I'll kill it piece by piece, he told himself, if I have to.

He scanned the floor for his greatsword while keeping one eye on the behemoth. The monster stepped back and brought its only remaining hand up to its shoulder. It looked to Regdar as if the beast meant to draw a greatsword of its own, and the prospect of facing the thing armed made Regdar redouble his efforts at finding the sword.

Regdar knew that the magic that had briefly staggered the thing must have come from Naull. He could see her shadowy outline deep in the fog. She was well enough away from the thing that—

—there it was!

Leaving any thought of decorum far behind, Regdar scurried, crawled, rolled, and squirmed his way to his fallen blade. His fingers wrapped around the pommel, and he looked up at his opponent. It was indeed drawing a weapon of some sort from its back but in the dense fog it was impossible for Regdar to see in detail exactly what it was. It looked like a staff made of steel—no, not steel, platinum. The behemoth leveled the rod at Regdar as if it was taking aim with a crossbow.
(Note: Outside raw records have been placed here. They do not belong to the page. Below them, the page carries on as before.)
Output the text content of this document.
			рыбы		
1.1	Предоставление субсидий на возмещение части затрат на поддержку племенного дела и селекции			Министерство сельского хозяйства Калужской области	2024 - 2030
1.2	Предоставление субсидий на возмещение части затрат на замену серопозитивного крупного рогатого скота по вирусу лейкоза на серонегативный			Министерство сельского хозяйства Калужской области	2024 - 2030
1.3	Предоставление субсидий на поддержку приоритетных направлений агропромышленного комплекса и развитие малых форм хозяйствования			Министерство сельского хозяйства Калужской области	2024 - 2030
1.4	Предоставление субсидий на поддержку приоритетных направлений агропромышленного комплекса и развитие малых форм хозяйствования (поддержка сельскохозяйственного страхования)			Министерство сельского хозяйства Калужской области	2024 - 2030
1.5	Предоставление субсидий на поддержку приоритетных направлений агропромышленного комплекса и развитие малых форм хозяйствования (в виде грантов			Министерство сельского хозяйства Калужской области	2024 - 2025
Regdar scrambled to his feet and kept his heavy blade in front of him, momentarily unsure what to do. He heard Naull begin the nonsensical chant of a spell.

The two things that happened next were indistinguishable in Regdar's mind, so perfectly were they timed.

A blinding flash of light illuminated the fog around them so that Regdar felt as if he was bathing in its luminescence—and Naull was in front of him. She hadn't stepped in front of him or jumped in front of him. She was just there, between Regdar and the burst of light. Naull's body flashed in perfect silhouette before him. He heard a sort of thump, like something heavy but soft hitting the floor after a long fall, but it wasn't Naull falling.

The young mage froze as if a great, invisible hand reached up from the ground, stopped her in mid step, and crushed her in its grip. Regdar heard her bones snapping, her breath being forced from her lungs. Her flesh quivered and stretched over ribs that snapped under the force of her own constricting muscles like dry twigs in a giant's hand.

Regdar wanted to scream, or cry, or do anything, but he couldn't. All he could do was wait the few short seconds it took his reeling mind to realize that the woman he loved was dead. Again.